気に留める様子もなく菜々は今日の授業の話をする。
いつもと変わらない顔で笑うのを見て、苛立つ。
騙してるくせに。嘘つき。
あんな男より俺のほうが何倍もいい男だ。
やっと俺の異変に気がついたのか、菜々が黙る。
学校に近づくにつれて増える楽しそうな声も、違う世界のことのよう。

「あの男のどこがいいんだよ」
「え?」

いつの間にか繋がれた手をぎゅっと握る。
菜々は何も言わずに、その手を握り返してきた。

「昨日、見た」

少し首を捻りながら考えると急に笑い出す。
俺が手を振りほどこうと力をこめた瞬間、菜々の手がするりと抜けた。
そしてその手は鞄の中にあった小さな袋を取り出した。

「お兄ちゃんだよ。

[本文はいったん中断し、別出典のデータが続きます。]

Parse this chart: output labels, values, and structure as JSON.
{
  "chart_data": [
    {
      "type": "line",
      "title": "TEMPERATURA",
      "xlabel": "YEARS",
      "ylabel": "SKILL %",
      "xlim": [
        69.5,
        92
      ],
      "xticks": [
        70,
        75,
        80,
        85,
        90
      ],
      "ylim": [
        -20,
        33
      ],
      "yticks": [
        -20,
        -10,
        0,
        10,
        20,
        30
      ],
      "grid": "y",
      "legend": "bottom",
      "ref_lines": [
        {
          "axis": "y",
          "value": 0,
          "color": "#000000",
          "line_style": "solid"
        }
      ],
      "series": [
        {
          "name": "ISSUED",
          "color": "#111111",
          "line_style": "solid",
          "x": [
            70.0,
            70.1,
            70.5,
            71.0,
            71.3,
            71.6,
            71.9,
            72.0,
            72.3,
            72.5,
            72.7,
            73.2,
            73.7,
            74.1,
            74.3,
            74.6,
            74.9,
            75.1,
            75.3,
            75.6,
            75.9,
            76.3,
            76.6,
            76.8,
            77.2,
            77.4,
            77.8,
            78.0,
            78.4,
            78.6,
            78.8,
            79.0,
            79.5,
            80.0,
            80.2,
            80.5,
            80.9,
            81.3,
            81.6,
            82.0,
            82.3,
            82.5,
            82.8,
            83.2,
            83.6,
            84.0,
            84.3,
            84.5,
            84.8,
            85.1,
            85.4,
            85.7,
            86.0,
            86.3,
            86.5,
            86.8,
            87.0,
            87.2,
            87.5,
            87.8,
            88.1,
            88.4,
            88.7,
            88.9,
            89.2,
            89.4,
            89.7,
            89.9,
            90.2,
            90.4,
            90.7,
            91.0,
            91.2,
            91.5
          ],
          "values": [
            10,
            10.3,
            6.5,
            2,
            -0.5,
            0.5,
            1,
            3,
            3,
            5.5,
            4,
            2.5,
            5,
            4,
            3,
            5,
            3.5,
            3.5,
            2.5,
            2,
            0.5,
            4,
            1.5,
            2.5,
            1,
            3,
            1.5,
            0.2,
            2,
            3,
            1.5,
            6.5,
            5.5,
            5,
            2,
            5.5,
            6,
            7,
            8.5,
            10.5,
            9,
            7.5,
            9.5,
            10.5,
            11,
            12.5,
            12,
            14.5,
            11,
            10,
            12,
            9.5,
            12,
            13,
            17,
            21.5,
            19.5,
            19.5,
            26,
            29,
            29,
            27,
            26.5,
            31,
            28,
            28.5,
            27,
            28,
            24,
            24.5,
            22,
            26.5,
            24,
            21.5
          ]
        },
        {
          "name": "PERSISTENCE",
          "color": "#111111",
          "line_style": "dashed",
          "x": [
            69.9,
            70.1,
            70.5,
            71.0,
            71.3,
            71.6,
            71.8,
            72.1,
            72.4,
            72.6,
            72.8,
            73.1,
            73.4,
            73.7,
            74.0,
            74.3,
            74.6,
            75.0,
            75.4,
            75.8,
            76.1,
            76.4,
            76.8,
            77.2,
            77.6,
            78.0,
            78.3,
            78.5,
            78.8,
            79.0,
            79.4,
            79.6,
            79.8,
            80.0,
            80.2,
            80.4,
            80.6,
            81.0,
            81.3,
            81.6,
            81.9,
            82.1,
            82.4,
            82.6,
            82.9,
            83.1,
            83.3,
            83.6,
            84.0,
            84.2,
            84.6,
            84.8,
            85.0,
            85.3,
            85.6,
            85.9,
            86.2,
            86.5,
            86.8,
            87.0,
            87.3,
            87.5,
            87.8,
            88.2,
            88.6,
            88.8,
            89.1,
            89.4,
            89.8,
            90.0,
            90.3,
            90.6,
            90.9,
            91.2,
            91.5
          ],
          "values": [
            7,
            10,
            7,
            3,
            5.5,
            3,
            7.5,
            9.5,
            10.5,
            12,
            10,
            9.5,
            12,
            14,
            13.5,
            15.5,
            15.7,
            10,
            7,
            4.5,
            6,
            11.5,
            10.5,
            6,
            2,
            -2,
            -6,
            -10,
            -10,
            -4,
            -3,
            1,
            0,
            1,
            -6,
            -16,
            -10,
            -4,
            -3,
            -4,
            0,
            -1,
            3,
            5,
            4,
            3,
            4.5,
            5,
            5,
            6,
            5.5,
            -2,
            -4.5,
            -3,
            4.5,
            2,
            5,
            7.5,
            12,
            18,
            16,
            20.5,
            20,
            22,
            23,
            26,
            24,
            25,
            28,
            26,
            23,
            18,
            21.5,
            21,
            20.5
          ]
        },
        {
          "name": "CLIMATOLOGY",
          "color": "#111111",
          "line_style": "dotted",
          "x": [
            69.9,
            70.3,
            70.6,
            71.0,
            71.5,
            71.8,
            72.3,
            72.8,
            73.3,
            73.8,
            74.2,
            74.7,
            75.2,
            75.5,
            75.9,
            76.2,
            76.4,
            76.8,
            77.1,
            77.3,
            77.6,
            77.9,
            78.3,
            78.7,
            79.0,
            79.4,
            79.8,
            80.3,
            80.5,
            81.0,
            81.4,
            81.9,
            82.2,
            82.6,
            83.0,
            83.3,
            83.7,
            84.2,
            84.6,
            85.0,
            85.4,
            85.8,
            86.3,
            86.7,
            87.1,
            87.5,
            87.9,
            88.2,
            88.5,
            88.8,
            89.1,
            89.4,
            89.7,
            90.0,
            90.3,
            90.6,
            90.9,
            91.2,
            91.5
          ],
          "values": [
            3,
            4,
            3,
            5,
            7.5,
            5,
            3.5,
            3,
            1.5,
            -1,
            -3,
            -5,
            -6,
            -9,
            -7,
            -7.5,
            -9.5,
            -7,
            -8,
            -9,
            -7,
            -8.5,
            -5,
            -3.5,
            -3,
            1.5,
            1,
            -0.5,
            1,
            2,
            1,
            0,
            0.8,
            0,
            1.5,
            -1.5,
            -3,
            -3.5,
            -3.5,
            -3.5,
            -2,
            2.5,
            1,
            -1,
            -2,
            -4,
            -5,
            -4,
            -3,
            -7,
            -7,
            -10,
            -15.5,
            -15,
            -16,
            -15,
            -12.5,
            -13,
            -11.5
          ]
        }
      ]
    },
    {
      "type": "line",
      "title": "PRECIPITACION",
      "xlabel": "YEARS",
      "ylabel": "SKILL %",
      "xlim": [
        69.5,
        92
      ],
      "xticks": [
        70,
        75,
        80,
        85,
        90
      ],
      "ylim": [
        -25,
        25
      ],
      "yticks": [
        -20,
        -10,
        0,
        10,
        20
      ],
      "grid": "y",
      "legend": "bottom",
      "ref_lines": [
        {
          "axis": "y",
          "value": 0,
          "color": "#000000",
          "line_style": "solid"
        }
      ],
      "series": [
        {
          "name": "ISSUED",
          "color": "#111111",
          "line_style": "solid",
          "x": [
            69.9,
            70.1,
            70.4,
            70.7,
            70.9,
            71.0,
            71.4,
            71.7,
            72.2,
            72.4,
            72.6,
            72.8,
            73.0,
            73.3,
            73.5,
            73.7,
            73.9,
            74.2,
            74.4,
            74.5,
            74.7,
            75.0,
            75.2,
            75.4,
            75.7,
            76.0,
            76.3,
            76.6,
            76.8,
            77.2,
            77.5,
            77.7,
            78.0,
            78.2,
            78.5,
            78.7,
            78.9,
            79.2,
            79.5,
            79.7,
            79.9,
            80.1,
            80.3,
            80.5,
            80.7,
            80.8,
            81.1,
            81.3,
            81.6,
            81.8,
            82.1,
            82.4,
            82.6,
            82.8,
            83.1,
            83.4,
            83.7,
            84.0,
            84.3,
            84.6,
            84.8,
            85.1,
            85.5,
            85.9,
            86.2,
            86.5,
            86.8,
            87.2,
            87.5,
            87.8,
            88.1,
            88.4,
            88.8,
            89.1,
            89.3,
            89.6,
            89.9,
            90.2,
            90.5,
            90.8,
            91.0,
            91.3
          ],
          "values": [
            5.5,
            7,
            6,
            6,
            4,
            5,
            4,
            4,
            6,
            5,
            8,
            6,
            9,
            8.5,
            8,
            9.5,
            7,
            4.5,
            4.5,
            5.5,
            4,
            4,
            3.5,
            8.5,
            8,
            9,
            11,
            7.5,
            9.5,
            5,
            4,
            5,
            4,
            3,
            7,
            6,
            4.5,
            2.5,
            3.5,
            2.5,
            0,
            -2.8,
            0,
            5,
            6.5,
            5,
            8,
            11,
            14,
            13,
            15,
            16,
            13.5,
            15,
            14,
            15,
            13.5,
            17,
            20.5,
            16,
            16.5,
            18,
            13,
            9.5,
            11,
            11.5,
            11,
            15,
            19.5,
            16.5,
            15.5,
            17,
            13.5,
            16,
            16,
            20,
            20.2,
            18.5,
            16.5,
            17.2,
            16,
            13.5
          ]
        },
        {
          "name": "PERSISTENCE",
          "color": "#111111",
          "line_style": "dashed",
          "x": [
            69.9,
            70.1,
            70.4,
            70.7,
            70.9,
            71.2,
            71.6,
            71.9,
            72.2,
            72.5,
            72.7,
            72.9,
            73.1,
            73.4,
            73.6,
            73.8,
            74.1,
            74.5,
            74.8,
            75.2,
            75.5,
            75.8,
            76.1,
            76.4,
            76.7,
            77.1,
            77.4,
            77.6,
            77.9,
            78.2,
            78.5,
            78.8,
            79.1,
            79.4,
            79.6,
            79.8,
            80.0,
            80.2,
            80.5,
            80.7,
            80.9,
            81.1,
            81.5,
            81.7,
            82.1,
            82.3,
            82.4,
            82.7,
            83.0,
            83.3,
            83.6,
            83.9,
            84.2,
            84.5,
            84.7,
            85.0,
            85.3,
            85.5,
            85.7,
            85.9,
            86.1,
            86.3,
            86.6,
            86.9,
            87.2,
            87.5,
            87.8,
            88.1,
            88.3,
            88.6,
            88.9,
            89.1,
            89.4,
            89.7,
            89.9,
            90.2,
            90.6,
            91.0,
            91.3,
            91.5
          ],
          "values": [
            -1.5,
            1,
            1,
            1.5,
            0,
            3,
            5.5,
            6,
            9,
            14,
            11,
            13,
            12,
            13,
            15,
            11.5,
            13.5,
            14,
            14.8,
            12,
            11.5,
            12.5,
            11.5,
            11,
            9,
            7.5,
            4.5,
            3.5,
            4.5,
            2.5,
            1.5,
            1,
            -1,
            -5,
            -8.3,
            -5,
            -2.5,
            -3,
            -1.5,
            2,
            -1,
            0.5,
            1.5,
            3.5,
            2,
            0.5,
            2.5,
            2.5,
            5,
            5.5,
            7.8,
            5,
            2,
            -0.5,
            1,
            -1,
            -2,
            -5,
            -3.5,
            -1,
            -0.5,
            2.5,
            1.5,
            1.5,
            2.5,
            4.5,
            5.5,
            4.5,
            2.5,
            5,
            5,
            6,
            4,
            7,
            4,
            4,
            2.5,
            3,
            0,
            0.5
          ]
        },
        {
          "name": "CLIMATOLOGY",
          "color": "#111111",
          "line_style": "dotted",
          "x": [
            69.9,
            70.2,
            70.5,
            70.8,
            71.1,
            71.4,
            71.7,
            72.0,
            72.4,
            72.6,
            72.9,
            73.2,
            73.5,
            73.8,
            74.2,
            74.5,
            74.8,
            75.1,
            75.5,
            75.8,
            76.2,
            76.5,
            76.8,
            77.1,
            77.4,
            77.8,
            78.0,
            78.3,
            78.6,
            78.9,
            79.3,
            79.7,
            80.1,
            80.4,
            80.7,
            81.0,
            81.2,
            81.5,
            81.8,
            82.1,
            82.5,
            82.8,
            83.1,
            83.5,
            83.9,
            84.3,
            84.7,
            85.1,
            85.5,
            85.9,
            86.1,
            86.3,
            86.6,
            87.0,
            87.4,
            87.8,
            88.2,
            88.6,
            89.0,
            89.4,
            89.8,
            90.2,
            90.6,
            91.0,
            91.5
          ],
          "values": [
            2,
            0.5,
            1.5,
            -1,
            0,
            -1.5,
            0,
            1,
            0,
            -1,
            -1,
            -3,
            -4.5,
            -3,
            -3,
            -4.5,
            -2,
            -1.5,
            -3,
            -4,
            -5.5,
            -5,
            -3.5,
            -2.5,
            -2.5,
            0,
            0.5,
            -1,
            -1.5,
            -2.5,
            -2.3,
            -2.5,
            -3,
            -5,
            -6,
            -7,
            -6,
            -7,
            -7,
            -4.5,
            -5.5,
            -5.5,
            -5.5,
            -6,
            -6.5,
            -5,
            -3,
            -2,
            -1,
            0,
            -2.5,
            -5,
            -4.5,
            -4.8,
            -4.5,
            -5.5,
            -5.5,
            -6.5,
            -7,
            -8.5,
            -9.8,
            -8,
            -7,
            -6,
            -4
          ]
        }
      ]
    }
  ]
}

本当は放課後渡すつもりだったんだけどね」

渡された黒い袋を開けると可愛らしいメッセージカードがあった。
菜々はクスクスと笑いながら、似てないからよく間違われるのと言った。
全身の緊張が解ける。
へたり込むように道端にしゃがむ。
脱力というより、疑ってしまった事への後悔だ。
よく考えれば菜々がそんな事するわけない。
それは俺が一番知っているはずなのに、何を先走ってるのか。

「お誕生日おめでとう」

そう言って差し出された手を取り立ち上がる。
そのまま手を繋いだまま、校内を目指す。
鬱陶しいほど騒いでる外野も今日は許しておこう。
仰いだ青空は、目が眩むほど輝いていた。